Meinung
Kommentar

Unterhalt: Von wegen Rabenvater

Julia Emmrich

Julia Emmrich

Foto: Reto Klar

Partnerschaften gehen in die Brüche, Eltern erproben neue Familienmodelle. Warum eine Reform des Unterhaltsrechts nötig ist.

Wer will, dass sich Väter mehr um ihre Kinder kümmern, der muss es auch wertschätzen, wenn es dann endlich passiert. Man kann nicht Jahrzehnte lang mehr väterliches Engagement im Kinderzimmer einfordern und dann kneifen, wenn diese neuen Väter ihre Rolle ernster nehmen als erwartet.
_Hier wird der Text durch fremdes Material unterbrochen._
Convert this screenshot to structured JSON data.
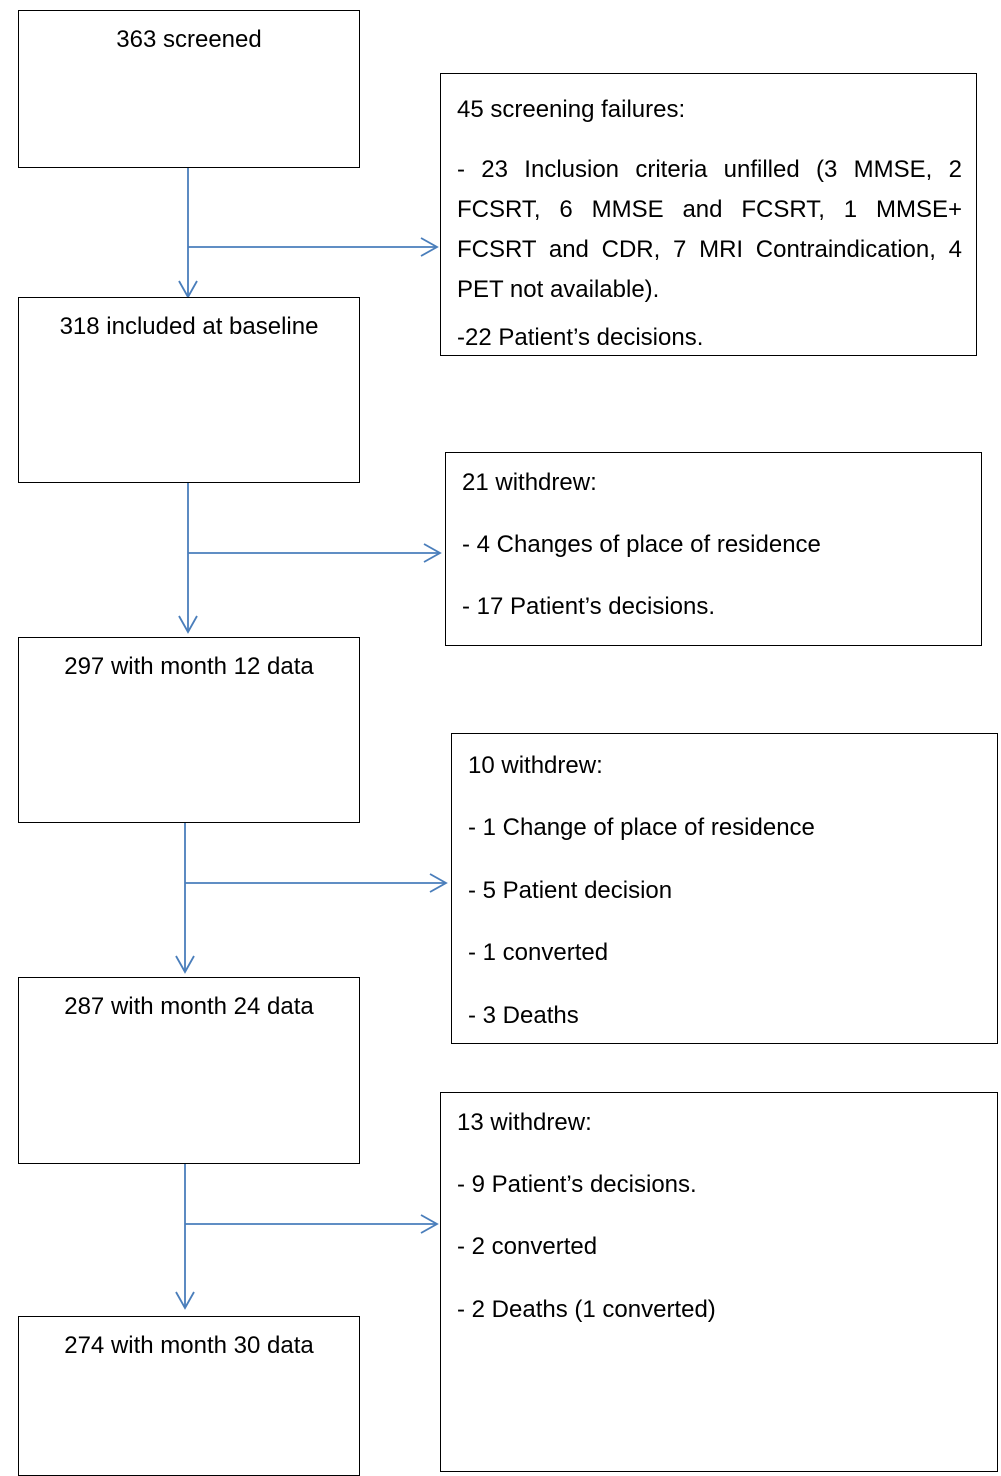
{
  "nodes": [
    {
      "label": "363 screened"
    },
    {
      "label": "318 included at baseline"
    },
    {
      "label": "297 with month 12 data"
    },
    {
      "label": "287 with month 24 data"
    },
    {
      "label": "274 with month 30 data"
    }
  ],
  "exclusions": [
    {
      "title": "45 screening failures:",
      "items": [
        "- 23 Inclusion criteria unfilled (3 MMSE, 2 FCSRT, 6 MMSE and FCSRT, 1 MMSE+ FCSRT and CDR, 7 MRI Contraindication, 4 PET not available).",
        "-22 Patient’s decisions."
      ]
    },
    {
      "title": "21 withdrew:",
      "items": [
        "- 4 Changes of place of residence",
        "- 17 Patient’s decisions."
      ]
    },
    {
      "title": "10 withdrew:",
      "items": [
        "-  1 Change of place of residence",
        "-  5 Patient decision",
        "- 1 converted",
        "- 3 Deaths"
      ]
    },
    {
      "title": "13 withdrew:",
      "items": [
        "- 9 Patient’s decisions.",
        "- 2 converted",
        "- 2 Deaths (1 converted)"
      ]
    }
  ]
}
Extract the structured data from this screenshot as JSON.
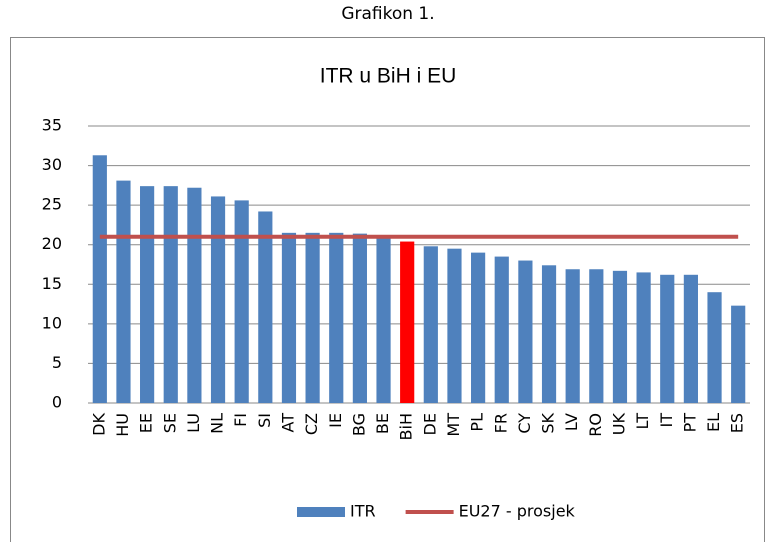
{
  "caption": "Grafikon 1.",
  "chart_data": {
    "type": "bar",
    "title": "ITR u BiH i EU",
    "categories": [
      "DK",
      "HU",
      "EE",
      "SE",
      "LU",
      "NL",
      "FI",
      "SI",
      "AT",
      "CZ",
      "IE",
      "BG",
      "BE",
      "BiH",
      "DE",
      "MT",
      "PL",
      "FR",
      "CY",
      "SK",
      "LV",
      "RO",
      "UK",
      "LT",
      "IT",
      "PT",
      "EL",
      "ES"
    ],
    "series": [
      {
        "name": "ITR",
        "type": "bar",
        "color": "#4f81bd",
        "point_colors": [
          "#4f81bd",
          "#4f81bd",
          "#4f81bd",
          "#4f81bd",
          "#4f81bd",
          "#4f81bd",
          "#4f81bd",
          "#4f81bd",
          "#4f81bd",
          "#4f81bd",
          "#4f81bd",
          "#4f81bd",
          "#4f81bd",
          "#ff0000",
          "#4f81bd",
          "#4f81bd",
          "#4f81bd",
          "#4f81bd",
          "#4f81bd",
          "#4f81bd",
          "#4f81bd",
          "#4f81bd",
          "#4f81bd",
          "#4f81bd",
          "#4f81bd",
          "#4f81bd",
          "#4f81bd",
          "#4f81bd"
        ],
        "values": [
          31.3,
          28.1,
          27.4,
          27.4,
          27.2,
          26.1,
          25.6,
          24.2,
          21.5,
          21.5,
          21.5,
          21.4,
          21.0,
          20.4,
          19.8,
          19.5,
          19.0,
          18.5,
          18.0,
          17.4,
          16.9,
          16.9,
          16.7,
          16.5,
          16.2,
          16.2,
          14.0,
          12.3
        ]
      },
      {
        "name": "EU27 - prosjek",
        "type": "line",
        "color": "#c0504d",
        "values": [
          21,
          21,
          21,
          21,
          21,
          21,
          21,
          21,
          21,
          21,
          21,
          21,
          21,
          21,
          21,
          21,
          21,
          21,
          21,
          21,
          21,
          21,
          21,
          21,
          21,
          21,
          21,
          21
        ]
      }
    ],
    "ylim": [
      0,
      35
    ],
    "yticks": [
      0,
      5,
      10,
      15,
      20,
      25,
      30,
      35
    ],
    "grid": true,
    "legend": "bottom"
  }
}
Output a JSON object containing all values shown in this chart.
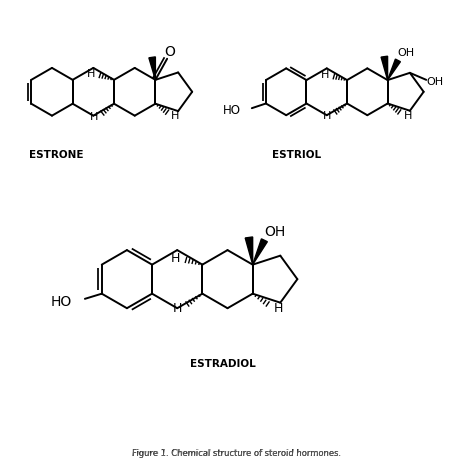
{
  "background_color": "#ffffff",
  "line_color": "#000000",
  "line_width": 1.4,
  "estrone_label": "ESTRONE",
  "estriol_label": "ESTRIOL",
  "estradiol_label": "ESTRADIOL",
  "caption": "Figure 1. Chemical structure of steroid hormones."
}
Ein Vater, der sich nach der Trennung weiterhin intensiv um seine Kinder kümmert, stellt zu Recht die Frage, warum er genauso viel Unterhalt zahlen muss wie ein Vater, der höchstens mal am Wochenende hereinschneit.

Es ist deshalb auch völlig richtig, dass die Politik das Unterhaltsrecht, aber auch das Umgangsrecht reformieren will. Denn dass Partnerschaften in die Brüche gehen, Eltern neue Familienmodelle erproben und dabei die Betreuung der Kinder möglichst individuell aushandeln wollen, das ist längst zum Normalfall geworden.

Harmonische Trennung? Der Alltag sieht anders aus...

Was natürlich nicht heißt, dass alles glattläuft. Das Idealbild des harmonisch kooperierenden Trennungspaars kriegt Kratzer, sobald man in die Untiefen des Alltags absteigt. Das fängt bei außerordentlichen Anschaffungen für das Kind an, geht über Kosten für Auto, Urlaub und Sportverein und endet beim Wohnen: Wäre es zum Beispiel wirklich fair, der Mutter die Unterhaltszahlung zu kürzen, wenn der Vater eine größere Wohnung mietet, damit das Kind auch bei ihm ein eigenes Zimmer hat? Ganz so, als ob die Mutter im Gegenzug das Kinderzimmer tageweise vermieten könnte? Mit einem Wort: Nein. Es wäre nicht fair.

Eine Reform des Familienrechts ist trotzdem nötig. Sie sollte anerkennen, dass sich immer mehr getrennte Eltern gemeinsame Betreuungsmodelle wünschen. Und immer mehr Väter nicht mehr nur Zahlväter sein wollen. Aber: Eine solche Reform wird auch in Zukunft nicht verhindern können, dass Familienrichter im Zweifelsfall zwischen vielen schlechten Lösungen die­jenige herausfinden müssen, die das Kind am wenigsten belastet. Eine Standardlösung gibt es dafür nicht. Der Staat sollte auch keine vorgeben.